Sistemin kendisine şaka yapmadığından emin olmak için durum sayfasının sağ alt tarafındaki tarihi kontrol etti.
‘Gün 13 Aylık Güç.’ William dikkatini yeniden önündeki uyuyan güzele çevirmeden önce tarihe birkaç saniye daha baktı. “Seninle on beşinci yaş günümü kutlayacağımı düşünmek. Lady Fate kesinlikle şaka yapmayı biliyor.’
William, Ashe’i kucağında sıkıca tutarken alnına bir öpücük kondurdu. “Sanırım yıl boyunca soğuk olan kuzeye gitmeden önce burada dinlenmek için bir gün daha geçirebiliriz.”
İkisi gece boyunca hep William’ın Bilinç Denizi’nde uyurlardı. Ashe, dinlenirken bile William’ın Ruhani Dünyasının iyileşmesini hızlandırmak istediğinde ısrar etti.
William onun teklifini memnuniyetle karşıladı çünkü Ashe uyumak için gözlerini kapatırken ona sıkıca sarılmak gibi bir alışkanlığı vardı. Bu alışkanlık William’a da geçmişti ve o da her gece deniz kızı sevgilisine sarılmayı dört gözle bekliyordu.
İki saat sonra Ashe nihayet uykusundan uyandı.
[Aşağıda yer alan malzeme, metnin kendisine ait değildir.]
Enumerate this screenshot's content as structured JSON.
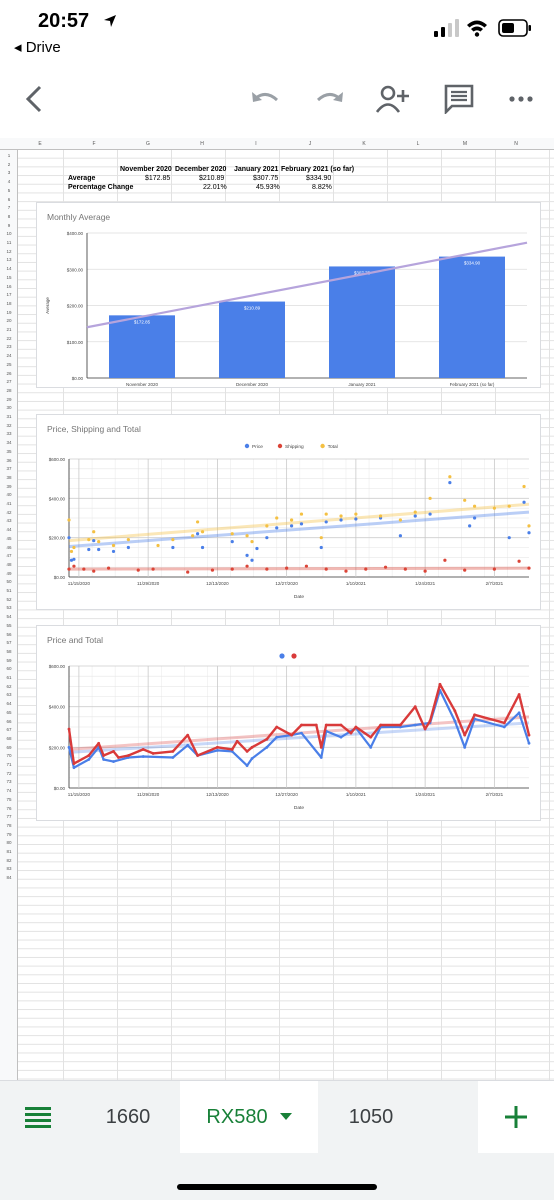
{
  "status": {
    "time": "20:57",
    "back_app": "Drive"
  },
  "toolbar": {
    "icons": [
      "back-arrow-icon",
      "undo-icon",
      "redo-icon",
      "add-person-icon",
      "comment-icon",
      "more-icon"
    ]
  },
  "sheet": {
    "columns": [
      "E",
      "F",
      "G",
      "H",
      "I",
      "J",
      "K",
      "L",
      "M",
      "N"
    ],
    "rows": [
      1,
      2,
      3,
      4,
      5,
      6,
      7,
      8,
      9,
      10,
      11,
      12,
      13,
      14,
      15,
      16,
      17,
      18,
      19,
      20,
      21,
      22,
      23,
      24,
      25,
      26,
      27,
      28,
      29,
      30,
      31,
      32,
      33,
      34,
      35,
      36,
      37,
      38,
      39,
      40,
      41,
      42,
      43,
      44,
      45,
      46,
      47,
      48,
      49,
      50,
      51,
      52,
      53,
      54,
      55,
      56,
      57,
      58,
      59,
      60,
      61,
      62,
      63,
      64,
      65,
      66,
      67,
      68,
      69,
      70,
      71,
      72,
      73,
      74,
      75,
      76,
      77,
      78,
      79,
      80,
      81,
      82,
      83,
      84
    ],
    "table": {
      "headers": [
        "November 2020",
        "December 2020",
        "January 2021",
        "February 2021 (so far)"
      ],
      "average_label": "Average",
      "averages": [
        "$172.85",
        "$210.89",
        "$307.75",
        "$334.90"
      ],
      "change_label": "Percentage Change",
      "changes": [
        "",
        "22.01%",
        "45.93%",
        "8.82%"
      ]
    }
  },
  "chart_data": [
    {
      "type": "bar",
      "title": "Monthly Average",
      "ylabel": "Average",
      "categories": [
        "November 2020",
        "December 2020",
        "January 2021",
        "February 2021 (so far)"
      ],
      "values": [
        172.85,
        210.89,
        307.75,
        334.9
      ],
      "data_labels": [
        "$172.85",
        "$210.89",
        "$307.75",
        "$334.90"
      ],
      "ylim": [
        0,
        400
      ],
      "yticks": [
        "$0.00",
        "$100.00",
        "$200.00",
        "$300.00",
        "$400.00"
      ],
      "trendline": true,
      "colors": {
        "bar": "#4a7fe8",
        "trend": "#b6a4dc"
      }
    },
    {
      "type": "scatter",
      "title": "Price, Shipping  and Total",
      "xlabel": "Date",
      "legend": [
        "Price",
        "Shipping",
        "Total"
      ],
      "legend_position": "top",
      "xticks": [
        "11/15/2020",
        "11/29/2020",
        "12/13/2020",
        "12/27/2020",
        "1/10/2021",
        "1/24/2021",
        "2/7/2021"
      ],
      "yticks": [
        "$0.00",
        "$200.00",
        "$400.00",
        "$600.00"
      ],
      "ylim": [
        0,
        600
      ],
      "xrange_days": [
        0,
        93
      ],
      "colors": {
        "Price": "#4a7fe8",
        "Shipping": "#db4437",
        "Total": "#f4c042"
      },
      "series": [
        {
          "name": "Price",
          "points": [
            [
              0,
              200
            ],
            [
              0.5,
              85
            ],
            [
              1,
              90
            ],
            [
              4,
              140
            ],
            [
              5,
              185
            ],
            [
              6,
              140
            ],
            [
              9,
              130
            ],
            [
              12,
              150
            ],
            [
              21,
              150
            ],
            [
              26,
              220
            ],
            [
              27,
              150
            ],
            [
              33,
              180
            ],
            [
              36,
              110
            ],
            [
              37,
              85
            ],
            [
              38,
              145
            ],
            [
              40,
              200
            ],
            [
              42,
              250
            ],
            [
              45,
              260
            ],
            [
              47,
              270
            ],
            [
              51,
              150
            ],
            [
              52,
              280
            ],
            [
              55,
              290
            ],
            [
              58,
              295
            ],
            [
              63,
              300
            ],
            [
              67,
              210
            ],
            [
              70,
              310
            ],
            [
              73,
              320
            ],
            [
              77,
              480
            ],
            [
              81,
              260
            ],
            [
              82,
              300
            ],
            [
              89,
              200
            ],
            [
              92,
              380
            ],
            [
              93,
              225
            ]
          ]
        },
        {
          "name": "Shipping",
          "points": [
            [
              0,
              40
            ],
            [
              1,
              55
            ],
            [
              3,
              40
            ],
            [
              5,
              30
            ],
            [
              8,
              45
            ],
            [
              14,
              35
            ],
            [
              17,
              40
            ],
            [
              24,
              25
            ],
            [
              29,
              35
            ],
            [
              33,
              40
            ],
            [
              36,
              55
            ],
            [
              40,
              40
            ],
            [
              44,
              45
            ],
            [
              48,
              55
            ],
            [
              52,
              40
            ],
            [
              56,
              30
            ],
            [
              60,
              40
            ],
            [
              64,
              50
            ],
            [
              68,
              40
            ],
            [
              72,
              30
            ],
            [
              76,
              85
            ],
            [
              80,
              35
            ],
            [
              86,
              40
            ],
            [
              91,
              80
            ],
            [
              93,
              45
            ]
          ]
        },
        {
          "name": "Total",
          "points": [
            [
              0,
              290
            ],
            [
              0.5,
              130
            ],
            [
              1,
              150
            ],
            [
              4,
              190
            ],
            [
              5,
              230
            ],
            [
              6,
              180
            ],
            [
              9,
              160
            ],
            [
              12,
              190
            ],
            [
              18,
              160
            ],
            [
              21,
              190
            ],
            [
              25,
              210
            ],
            [
              26,
              280
            ],
            [
              27,
              230
            ],
            [
              33,
              220
            ],
            [
              36,
              210
            ],
            [
              37,
              180
            ],
            [
              40,
              260
            ],
            [
              42,
              300
            ],
            [
              45,
              290
            ],
            [
              47,
              320
            ],
            [
              51,
              200
            ],
            [
              52,
              320
            ],
            [
              55,
              310
            ],
            [
              58,
              320
            ],
            [
              63,
              310
            ],
            [
              67,
              290
            ],
            [
              70,
              330
            ],
            [
              73,
              400
            ],
            [
              77,
              510
            ],
            [
              80,
              390
            ],
            [
              82,
              360
            ],
            [
              86,
              350
            ],
            [
              89,
              360
            ],
            [
              92,
              460
            ],
            [
              93,
              260
            ]
          ]
        }
      ],
      "trendlines": {
        "Price": [
          155,
          330
        ],
        "Shipping": [
          40,
          45
        ],
        "Total": [
          185,
          370
        ]
      }
    },
    {
      "type": "line",
      "title": "Price and Total",
      "xlabel": "Date",
      "legend_position": "top",
      "xticks": [
        "11/15/2020",
        "11/29/2020",
        "12/13/2020",
        "12/27/2020",
        "1/10/2021",
        "1/24/2021",
        "2/7/2021"
      ],
      "yticks": [
        "$0.00",
        "$200.00",
        "$400.00",
        "$600.00"
      ],
      "ylim": [
        0,
        600
      ],
      "xrange_days": [
        0,
        93
      ],
      "colors": {
        "Price": "#4a7fe8",
        "Total": "#d93a3a"
      },
      "series": [
        {
          "name": "Price",
          "points": [
            [
              0,
              200
            ],
            [
              1,
              100
            ],
            [
              4,
              140
            ],
            [
              6,
              200
            ],
            [
              7,
              140
            ],
            [
              9,
              130
            ],
            [
              12,
              150
            ],
            [
              15,
              155
            ],
            [
              21,
              150
            ],
            [
              24,
              210
            ],
            [
              26,
              160
            ],
            [
              30,
              185
            ],
            [
              33,
              180
            ],
            [
              36,
              110
            ],
            [
              37,
              145
            ],
            [
              40,
              200
            ],
            [
              42,
              250
            ],
            [
              45,
              260
            ],
            [
              47,
              270
            ],
            [
              51,
              150
            ],
            [
              52,
              280
            ],
            [
              55,
              250
            ],
            [
              58,
              295
            ],
            [
              61,
              200
            ],
            [
              63,
              300
            ],
            [
              67,
              300
            ],
            [
              70,
              310
            ],
            [
              73,
              320
            ],
            [
              75,
              480
            ],
            [
              78,
              330
            ],
            [
              80,
              200
            ],
            [
              82,
              340
            ],
            [
              88,
              300
            ],
            [
              91,
              370
            ],
            [
              93,
              220
            ]
          ]
        },
        {
          "name": "Total",
          "points": [
            [
              0,
              290
            ],
            [
              1,
              120
            ],
            [
              4,
              160
            ],
            [
              6,
              220
            ],
            [
              7,
              160
            ],
            [
              9,
              180
            ],
            [
              10,
              150
            ],
            [
              12,
              160
            ],
            [
              15,
              190
            ],
            [
              17,
              170
            ],
            [
              21,
              180
            ],
            [
              24,
              260
            ],
            [
              26,
              160
            ],
            [
              30,
              200
            ],
            [
              33,
              190
            ],
            [
              34,
              230
            ],
            [
              36,
              180
            ],
            [
              37,
              200
            ],
            [
              40,
              240
            ],
            [
              42,
              300
            ],
            [
              45,
              260
            ],
            [
              47,
              310
            ],
            [
              50,
              310
            ],
            [
              51,
              200
            ],
            [
              52,
              310
            ],
            [
              55,
              310
            ],
            [
              57,
              270
            ],
            [
              58,
              300
            ],
            [
              61,
              250
            ],
            [
              63,
              310
            ],
            [
              67,
              310
            ],
            [
              70,
              400
            ],
            [
              72,
              290
            ],
            [
              73,
              330
            ],
            [
              75,
              510
            ],
            [
              78,
              380
            ],
            [
              80,
              260
            ],
            [
              82,
              360
            ],
            [
              88,
              320
            ],
            [
              91,
              460
            ],
            [
              93,
              260
            ]
          ]
        }
      ],
      "trendlines": {
        "Price": [
          175,
          320
        ],
        "Total": [
          190,
          350
        ]
      }
    }
  ],
  "tabs": {
    "menu_icon": "sheets-list-icon",
    "items": [
      "1660",
      "RX580",
      "1050"
    ],
    "active": "RX580",
    "add_icon": "plus-icon"
  }
}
“Günaydın,” dedi William gülümseyerek.
Ashe selamına karşılık vermeden önce uykulu uykulu dudaklarını öptü. “Günaydın. Saat kaç?”
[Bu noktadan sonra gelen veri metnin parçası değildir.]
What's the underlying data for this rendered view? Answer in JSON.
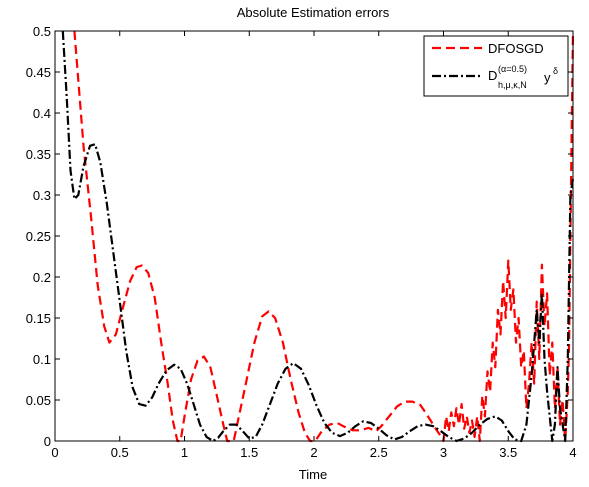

“Sabah sekiz civarı. Bu kadar çok uyuyorsan çok yorgun olmalısın.”
“Durmadan seyahat etmeye ve bir yerden bir yere gitmeye alışık değilim.”
William ayağa kalkmasına yardım etmeden önce dudaklarını öperken gülümsedi. Yarım Elf, doğum gününü anmak için küçük bir kutlama düzenlemeye karar verirken, Ashe’e yoğun seyahat programından kurtulması için biraz zaman verdi.
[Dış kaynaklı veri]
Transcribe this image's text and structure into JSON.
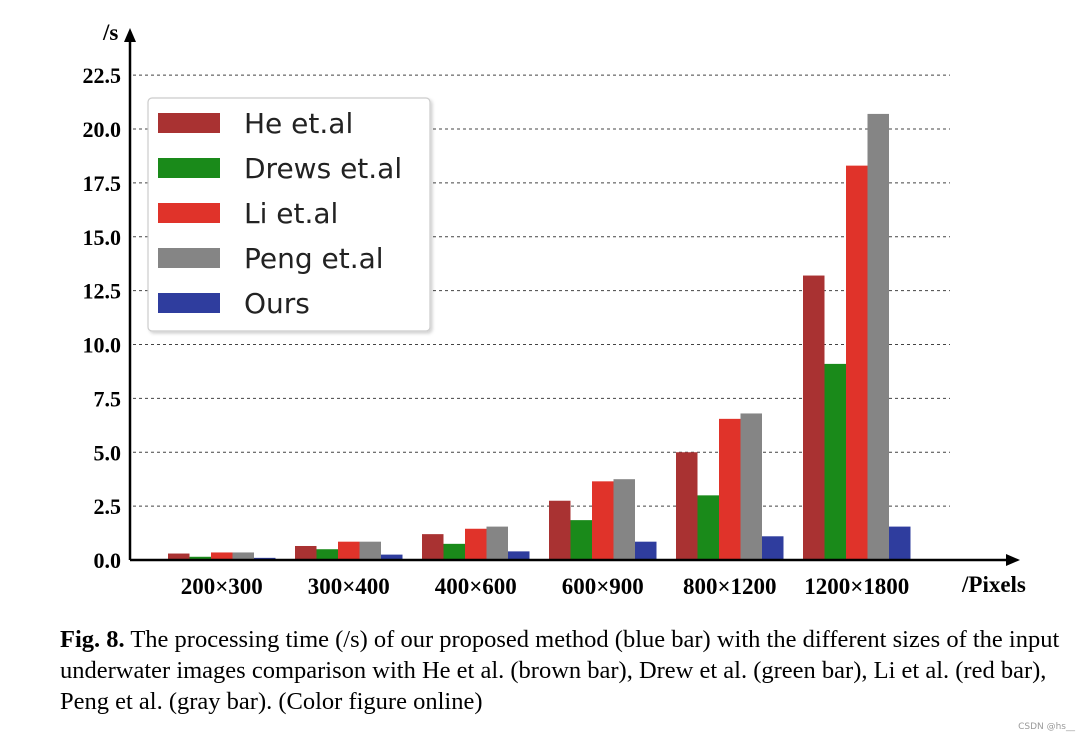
{
  "chart_data": {
    "type": "bar",
    "categories": [
      "200×300",
      "300×400",
      "400×600",
      "600×900",
      "800×1200",
      "1200×1800"
    ],
    "series": [
      {
        "name": "He et.al",
        "color": "#a93232",
        "values": [
          0.3,
          0.65,
          1.2,
          2.75,
          5.0,
          13.2
        ]
      },
      {
        "name": "Drews et.al",
        "color": "#1a8a1a",
        "values": [
          0.15,
          0.5,
          0.75,
          1.85,
          3.0,
          9.1
        ]
      },
      {
        "name": "Li et.al",
        "color": "#e0332a",
        "values": [
          0.35,
          0.85,
          1.45,
          3.65,
          6.55,
          18.3
        ]
      },
      {
        "name": "Peng et.al",
        "color": "#858585",
        "values": [
          0.35,
          0.85,
          1.55,
          3.75,
          6.8,
          20.7
        ]
      },
      {
        "name": "Ours",
        "color": "#2f3d9e",
        "values": [
          0.1,
          0.25,
          0.4,
          0.85,
          1.1,
          1.55
        ]
      }
    ],
    "yticks": [
      "0.0",
      "2.5",
      "5.0",
      "7.5",
      "10.0",
      "12.5",
      "15.0",
      "17.5",
      "20.0",
      "22.5"
    ],
    "ylim": [
      0,
      23.5
    ],
    "ylabel": "/s",
    "xlabel": "/Pixels",
    "grid": "horizontal dashed",
    "legend_position": "top-left"
  },
  "caption": {
    "label": "Fig. 8.",
    "text": "The processing time (/s) of our proposed method (blue bar) with the different sizes of the input underwater images comparison with He et al. (brown bar), Drew et al. (green bar), Li et al. (red bar), Peng et al. (gray bar). (Color figure online)"
  },
  "watermark": "CSDN @hs__"
}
“Ne?!” Ashe şaşkınlıkla William’a baktı. “Bugün senin doğum günün? Neden bana daha önce söylemedin?”
William başını kaşıdı. Doğum gününü tamamen unuttuğunu ve sadece Sistem tarafından hatırlatıldığını söylemek istedi. Ancak bunu yapamadı, bu yüzden uyandıktan sonra aniden doğum günü olduğunu hatırladığını söyledi.
Ashe, William’a somurtarak bakarken, “Üzgünüm, sana verebileceğim hiçbir hediyem yok,” dedi. “Birkaç gün önce söyleseydin bir şeyler hazırlayabilirdim.”
William somurtkan denizkızını kucağına aldı ve alnını öptü. “Aptal, zaten bana en iyi hediyeyi verdin.”
William daha sonra Ashe’in elini tuttu ve göğsünün üzerine koydu. William’ın göğsüne gömülü olan mavi taş, önceki sahibi ona dokunduğunda parladı.
“Teşekkür ederim,” dedi William yumuşak bir sesle. “Bu, birinin bana verdiği en iyi hediye. Bundan üç yıl sonra sana bedenimle geri ödeyeceğim.”
“Üç yıl sonra mı?” Ashe, YarımElfin neyi ima ettiğini anlamadığı için William’a baktı.
William, Ashe’in kulaklarına, Deniz Kızı’nın ensesinden kulaklarının ucuna kadar kızarmasına neden olan bir şeyler fısıldarken başını salladı.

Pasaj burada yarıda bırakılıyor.